By this weekend it will have been 4 full weeks since the last time I ran. I believe I may have had a small stress fracture in my left foot, but I haven’t seen a doctor because she wouldn’t find it on an x-ray anyway, and even if she did, I don’t feel a strong desire to drop $400 for her to tell me to stay off it for a month. There’s a small chance it’s tendinitis instead (although I doubt it), either way I needed to stop running for awhile.
After a particularly difficult 10k last month, I decided to punish myself with some heavy intervals and several missed rest days. I thought I was revving up my training for the Providence Rock n Roll half marathon, but in reality I was just committing an Uber Training Fail (UTF), and now I’m not running the race at all. Boo.
So fast forward to this week, and I’m finally not feeling any more pain in my left foot. In fact, the only pain I get these days is that familiar morning tightness from the old tendon pull on my RIGHT foot, that the Great Bay half marathon earned me back in April (yes, still!). With this knowledge, I guess it’s no wonder people often ask me “So, do you think it’s those silly shoes that are giving you all those injuries?”

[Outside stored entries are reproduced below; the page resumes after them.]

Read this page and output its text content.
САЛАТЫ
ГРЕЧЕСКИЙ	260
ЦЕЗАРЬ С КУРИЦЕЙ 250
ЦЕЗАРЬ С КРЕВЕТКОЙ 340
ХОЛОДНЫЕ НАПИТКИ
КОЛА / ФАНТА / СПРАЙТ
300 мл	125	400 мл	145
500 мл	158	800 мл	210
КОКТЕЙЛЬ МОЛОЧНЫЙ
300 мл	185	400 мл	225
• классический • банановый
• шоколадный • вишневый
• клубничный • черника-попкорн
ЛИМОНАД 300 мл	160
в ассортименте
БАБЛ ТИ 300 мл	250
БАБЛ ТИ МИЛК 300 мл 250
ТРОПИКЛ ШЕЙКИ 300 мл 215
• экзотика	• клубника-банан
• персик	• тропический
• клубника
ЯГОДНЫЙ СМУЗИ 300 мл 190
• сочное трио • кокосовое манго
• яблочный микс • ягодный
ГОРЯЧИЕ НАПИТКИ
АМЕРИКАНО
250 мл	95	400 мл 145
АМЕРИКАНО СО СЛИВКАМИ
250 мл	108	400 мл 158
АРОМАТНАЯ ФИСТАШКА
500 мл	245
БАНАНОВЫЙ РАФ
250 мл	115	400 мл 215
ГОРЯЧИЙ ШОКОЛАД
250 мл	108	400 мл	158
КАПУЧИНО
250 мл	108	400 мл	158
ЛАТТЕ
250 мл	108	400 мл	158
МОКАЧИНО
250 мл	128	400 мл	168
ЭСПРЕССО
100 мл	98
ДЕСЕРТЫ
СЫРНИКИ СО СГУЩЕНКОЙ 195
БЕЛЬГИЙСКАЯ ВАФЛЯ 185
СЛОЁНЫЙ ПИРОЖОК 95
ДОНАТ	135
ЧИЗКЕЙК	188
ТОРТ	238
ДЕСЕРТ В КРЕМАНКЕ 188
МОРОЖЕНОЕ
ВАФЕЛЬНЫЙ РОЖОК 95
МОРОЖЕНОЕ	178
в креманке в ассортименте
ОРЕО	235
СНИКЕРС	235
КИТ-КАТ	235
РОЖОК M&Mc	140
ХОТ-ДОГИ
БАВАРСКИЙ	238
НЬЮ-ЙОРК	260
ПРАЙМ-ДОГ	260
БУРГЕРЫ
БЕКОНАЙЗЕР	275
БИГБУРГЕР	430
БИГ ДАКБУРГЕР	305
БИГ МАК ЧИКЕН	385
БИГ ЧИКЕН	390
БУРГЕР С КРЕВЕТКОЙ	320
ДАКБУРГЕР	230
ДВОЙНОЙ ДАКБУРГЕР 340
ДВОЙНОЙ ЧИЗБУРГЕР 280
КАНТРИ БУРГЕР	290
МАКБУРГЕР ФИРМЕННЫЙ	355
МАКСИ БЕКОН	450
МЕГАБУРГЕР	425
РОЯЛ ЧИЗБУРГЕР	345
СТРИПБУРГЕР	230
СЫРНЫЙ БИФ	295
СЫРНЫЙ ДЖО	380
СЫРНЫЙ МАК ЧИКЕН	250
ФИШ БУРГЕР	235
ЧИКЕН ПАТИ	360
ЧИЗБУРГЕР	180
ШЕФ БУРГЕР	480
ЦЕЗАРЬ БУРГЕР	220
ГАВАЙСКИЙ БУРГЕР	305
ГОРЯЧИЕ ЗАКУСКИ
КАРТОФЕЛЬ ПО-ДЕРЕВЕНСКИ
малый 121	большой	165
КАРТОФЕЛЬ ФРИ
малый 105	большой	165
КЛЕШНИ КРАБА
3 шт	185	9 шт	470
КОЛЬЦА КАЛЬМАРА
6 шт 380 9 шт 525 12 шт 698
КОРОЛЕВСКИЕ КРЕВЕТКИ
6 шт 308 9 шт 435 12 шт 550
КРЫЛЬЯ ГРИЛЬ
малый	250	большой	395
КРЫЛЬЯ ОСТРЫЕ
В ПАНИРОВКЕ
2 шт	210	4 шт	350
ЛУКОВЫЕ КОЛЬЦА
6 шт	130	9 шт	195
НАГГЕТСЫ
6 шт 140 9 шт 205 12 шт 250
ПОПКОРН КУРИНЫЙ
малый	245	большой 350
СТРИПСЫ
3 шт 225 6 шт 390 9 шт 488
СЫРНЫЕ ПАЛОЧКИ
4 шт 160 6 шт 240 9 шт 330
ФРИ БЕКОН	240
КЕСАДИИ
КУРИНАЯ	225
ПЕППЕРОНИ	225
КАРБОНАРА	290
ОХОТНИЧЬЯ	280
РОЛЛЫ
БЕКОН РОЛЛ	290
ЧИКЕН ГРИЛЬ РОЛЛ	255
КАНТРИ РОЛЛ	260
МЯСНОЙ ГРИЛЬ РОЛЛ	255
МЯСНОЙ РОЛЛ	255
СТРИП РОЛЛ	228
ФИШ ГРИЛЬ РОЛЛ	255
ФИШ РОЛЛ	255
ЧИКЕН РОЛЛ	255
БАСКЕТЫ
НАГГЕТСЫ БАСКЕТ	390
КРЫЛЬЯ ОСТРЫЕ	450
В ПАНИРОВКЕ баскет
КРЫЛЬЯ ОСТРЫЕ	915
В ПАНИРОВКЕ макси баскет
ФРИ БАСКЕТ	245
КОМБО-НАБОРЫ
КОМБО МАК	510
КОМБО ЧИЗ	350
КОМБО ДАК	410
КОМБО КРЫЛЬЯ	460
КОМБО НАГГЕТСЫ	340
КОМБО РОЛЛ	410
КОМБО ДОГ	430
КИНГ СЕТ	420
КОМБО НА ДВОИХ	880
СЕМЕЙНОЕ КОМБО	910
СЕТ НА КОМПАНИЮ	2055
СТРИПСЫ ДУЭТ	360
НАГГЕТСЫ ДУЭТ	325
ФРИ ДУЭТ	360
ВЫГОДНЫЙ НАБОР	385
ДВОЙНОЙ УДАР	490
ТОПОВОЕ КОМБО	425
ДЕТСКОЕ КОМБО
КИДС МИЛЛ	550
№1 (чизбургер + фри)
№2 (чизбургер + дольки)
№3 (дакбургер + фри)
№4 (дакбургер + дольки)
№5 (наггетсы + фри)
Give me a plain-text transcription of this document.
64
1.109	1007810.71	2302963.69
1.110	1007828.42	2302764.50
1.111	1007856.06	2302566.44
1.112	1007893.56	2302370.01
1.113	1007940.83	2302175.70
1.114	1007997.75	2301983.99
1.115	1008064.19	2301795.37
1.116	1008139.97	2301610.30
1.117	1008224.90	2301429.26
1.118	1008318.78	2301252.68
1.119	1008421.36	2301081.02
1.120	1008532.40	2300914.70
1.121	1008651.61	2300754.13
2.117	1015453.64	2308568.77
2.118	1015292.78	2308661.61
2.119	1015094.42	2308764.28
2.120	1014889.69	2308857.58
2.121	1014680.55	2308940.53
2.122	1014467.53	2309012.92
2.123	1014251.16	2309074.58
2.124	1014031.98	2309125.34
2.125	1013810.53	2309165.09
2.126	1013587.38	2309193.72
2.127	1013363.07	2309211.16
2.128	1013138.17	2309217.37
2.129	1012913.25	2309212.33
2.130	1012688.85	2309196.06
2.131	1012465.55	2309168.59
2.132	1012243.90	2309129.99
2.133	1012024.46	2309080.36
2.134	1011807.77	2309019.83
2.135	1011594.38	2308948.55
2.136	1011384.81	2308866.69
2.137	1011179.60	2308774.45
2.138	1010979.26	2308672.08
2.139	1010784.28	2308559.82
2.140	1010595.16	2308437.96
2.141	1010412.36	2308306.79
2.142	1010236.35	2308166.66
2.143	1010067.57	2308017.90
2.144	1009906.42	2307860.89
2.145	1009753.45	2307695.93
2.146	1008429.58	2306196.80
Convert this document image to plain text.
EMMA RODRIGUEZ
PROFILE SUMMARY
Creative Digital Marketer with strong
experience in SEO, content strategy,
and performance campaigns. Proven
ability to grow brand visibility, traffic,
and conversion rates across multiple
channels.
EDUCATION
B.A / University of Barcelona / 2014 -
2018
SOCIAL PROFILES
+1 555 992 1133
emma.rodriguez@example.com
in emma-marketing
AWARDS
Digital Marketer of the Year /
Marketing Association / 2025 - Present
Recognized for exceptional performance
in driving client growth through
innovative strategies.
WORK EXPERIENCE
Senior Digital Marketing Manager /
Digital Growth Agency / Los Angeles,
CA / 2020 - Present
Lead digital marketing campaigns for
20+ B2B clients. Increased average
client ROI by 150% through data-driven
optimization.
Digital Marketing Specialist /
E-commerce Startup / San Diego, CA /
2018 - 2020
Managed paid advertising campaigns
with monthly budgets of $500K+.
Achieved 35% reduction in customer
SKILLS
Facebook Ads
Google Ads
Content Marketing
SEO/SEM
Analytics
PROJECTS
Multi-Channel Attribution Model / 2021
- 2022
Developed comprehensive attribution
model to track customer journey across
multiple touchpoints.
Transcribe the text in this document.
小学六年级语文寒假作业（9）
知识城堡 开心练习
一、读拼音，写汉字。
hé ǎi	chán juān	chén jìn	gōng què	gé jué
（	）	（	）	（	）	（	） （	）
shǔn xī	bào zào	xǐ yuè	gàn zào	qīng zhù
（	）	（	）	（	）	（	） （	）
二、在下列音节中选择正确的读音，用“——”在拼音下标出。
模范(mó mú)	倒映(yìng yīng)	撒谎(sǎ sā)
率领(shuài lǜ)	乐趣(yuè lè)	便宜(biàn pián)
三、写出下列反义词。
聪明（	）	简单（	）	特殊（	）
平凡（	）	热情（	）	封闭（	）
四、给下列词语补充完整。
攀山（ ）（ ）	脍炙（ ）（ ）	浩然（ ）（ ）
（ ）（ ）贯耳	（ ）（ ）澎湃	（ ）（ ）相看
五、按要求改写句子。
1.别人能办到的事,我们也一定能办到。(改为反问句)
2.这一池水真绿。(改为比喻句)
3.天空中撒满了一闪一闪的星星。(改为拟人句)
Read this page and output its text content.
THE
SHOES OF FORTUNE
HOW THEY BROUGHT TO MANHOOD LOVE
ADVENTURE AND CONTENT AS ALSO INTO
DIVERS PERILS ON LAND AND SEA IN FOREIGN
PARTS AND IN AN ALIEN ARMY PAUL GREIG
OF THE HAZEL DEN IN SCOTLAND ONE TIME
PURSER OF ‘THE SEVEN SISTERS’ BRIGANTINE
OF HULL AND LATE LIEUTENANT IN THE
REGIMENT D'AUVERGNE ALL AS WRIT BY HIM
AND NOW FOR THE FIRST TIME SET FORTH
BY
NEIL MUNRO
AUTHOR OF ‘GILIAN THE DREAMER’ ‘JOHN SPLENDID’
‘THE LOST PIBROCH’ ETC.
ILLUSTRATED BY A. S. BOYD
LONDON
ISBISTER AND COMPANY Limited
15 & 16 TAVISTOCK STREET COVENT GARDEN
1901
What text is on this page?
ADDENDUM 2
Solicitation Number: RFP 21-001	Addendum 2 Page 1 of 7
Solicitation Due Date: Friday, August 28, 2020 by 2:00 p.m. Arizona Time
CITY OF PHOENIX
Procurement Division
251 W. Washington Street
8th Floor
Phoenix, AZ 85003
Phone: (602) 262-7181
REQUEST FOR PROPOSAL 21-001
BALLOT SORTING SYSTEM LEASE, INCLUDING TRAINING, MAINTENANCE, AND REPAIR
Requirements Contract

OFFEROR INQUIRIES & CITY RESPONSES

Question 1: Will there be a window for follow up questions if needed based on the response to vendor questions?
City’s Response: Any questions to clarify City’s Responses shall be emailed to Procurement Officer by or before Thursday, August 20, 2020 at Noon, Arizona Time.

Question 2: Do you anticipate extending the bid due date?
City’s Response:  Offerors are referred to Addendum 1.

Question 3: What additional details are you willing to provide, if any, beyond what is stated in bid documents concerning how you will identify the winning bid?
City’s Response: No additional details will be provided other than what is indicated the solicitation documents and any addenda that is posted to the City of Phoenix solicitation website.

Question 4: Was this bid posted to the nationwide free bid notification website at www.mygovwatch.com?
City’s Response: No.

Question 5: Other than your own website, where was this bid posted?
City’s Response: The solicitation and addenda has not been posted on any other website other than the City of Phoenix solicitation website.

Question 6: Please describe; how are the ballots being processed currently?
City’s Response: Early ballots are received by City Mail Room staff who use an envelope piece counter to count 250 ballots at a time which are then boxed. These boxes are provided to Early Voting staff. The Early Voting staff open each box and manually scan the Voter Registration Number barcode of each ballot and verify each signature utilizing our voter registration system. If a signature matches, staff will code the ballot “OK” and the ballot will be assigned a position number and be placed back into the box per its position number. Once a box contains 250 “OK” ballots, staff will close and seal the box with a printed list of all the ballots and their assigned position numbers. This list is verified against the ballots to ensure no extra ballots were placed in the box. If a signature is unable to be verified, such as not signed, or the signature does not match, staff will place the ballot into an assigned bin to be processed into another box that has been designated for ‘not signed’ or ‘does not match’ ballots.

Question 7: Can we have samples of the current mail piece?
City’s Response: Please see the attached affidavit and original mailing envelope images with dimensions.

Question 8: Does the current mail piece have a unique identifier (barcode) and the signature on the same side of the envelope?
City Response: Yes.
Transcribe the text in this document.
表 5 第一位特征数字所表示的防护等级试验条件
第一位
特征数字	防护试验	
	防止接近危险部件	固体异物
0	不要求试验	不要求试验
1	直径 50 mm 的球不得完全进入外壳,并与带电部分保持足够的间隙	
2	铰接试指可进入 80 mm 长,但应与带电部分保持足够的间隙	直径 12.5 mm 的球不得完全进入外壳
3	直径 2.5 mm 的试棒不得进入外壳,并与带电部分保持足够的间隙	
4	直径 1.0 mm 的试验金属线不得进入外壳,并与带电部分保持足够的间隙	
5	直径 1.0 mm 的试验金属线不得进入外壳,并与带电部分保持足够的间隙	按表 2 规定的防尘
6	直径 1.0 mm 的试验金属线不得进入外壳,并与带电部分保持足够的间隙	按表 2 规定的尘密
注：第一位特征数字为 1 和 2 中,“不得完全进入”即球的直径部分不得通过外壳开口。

At first glance, it would seem that it’s these monkey-feet Vibrams that have caused all my aches and pains over the last year. With all the running I’ve been doing in them, I’ve gotten tendinitis, had sore ankles, sore achilles tendons, I’ve had calves so tight I’ve walked funny, IT band issues, nasty blisters, and now this stress fracture. Before I started running all those miles in my Vibrams, I had none of these issues.
This is true.
But sometimes I even forget the real facts, the important differences between my running before this last year (which I will affectionately call B.V. – Before Vibram) and the running I’ve done over the last 12 months (A.V. – After Vibram).
Years 9-1 B.V.
- I ran in Saucony or Brooks heavily built-up, traditional running shoes.
- My average running distance per run was 1.5 to 2 miles
- The longest distance I ever ran was 3 miles (and I only did it once or twice)
- My average total weekly mileage was 4-5 miles
- My average pace was 10-11 minutes per mile
- I had never heard of the term “long run”
- I almost always ran on treadmills, and never ran outside in the cold.
- About 1/3 of my distance was usually walking (long warm-ups and cool-downs that I thought I needed)
- I never ran for more than 3-4 month blocks of time before falling off the wagon
- I never signed up for a race and therefore never had any pressure to train
- I usually stopped running because of hip pain, knee pain or a twisted ankle – or boredom
Year 1 A.V.
- I run in Vibram FiveFingers Bikilas (and..sometimes, barefoot)
- My average running distance per run is 4 miles
- The longest distance I’ve run is 13.1 miles
- My average total weekly mileage is 12-15 miles, 20+ if I’m training for a half marathon
- My average pace is 10-11 minutes per mile
- I try to do a long run every weekend, at least 6-7 miles long
- I almost never run on treadmills, and I run outside all winter long (I find I actually prefer it to the heat)
- I don’t count walking in my distance, unless it’s during a long run.
- I haven’t lost interest in running for the entire year, I now consider it a permanent part of my lifestyle
- I’ve run over 10 races in the last year, so I’m kind of always training for something.
- I’ve occasionally had to stop running due to overuse injury
The biggest difference I want to point out here is the following:
I am running a LOT MORE than I used to. Much longer runs, more mileage per week and more regularly overall throughout the year. I have sustained injuries in both cases, but Before Vibrams, I was becoming injured even while running less than 5 miles per week! The injuries I sustained in the years B.V. were all due to poor form in over-built shoes. The injuries I’ve sustained After Vibrams have all been due to overtraining – too many miles, too fast. Pushing myself too hard. And some of it has been from poor form, too – but I learned early on that my form tends to suffer when I’m overtraining.
And therefore, the conclusion is this:
No, I am not getting injured now because of my funny running shoes. I am getting injured because I am stupid.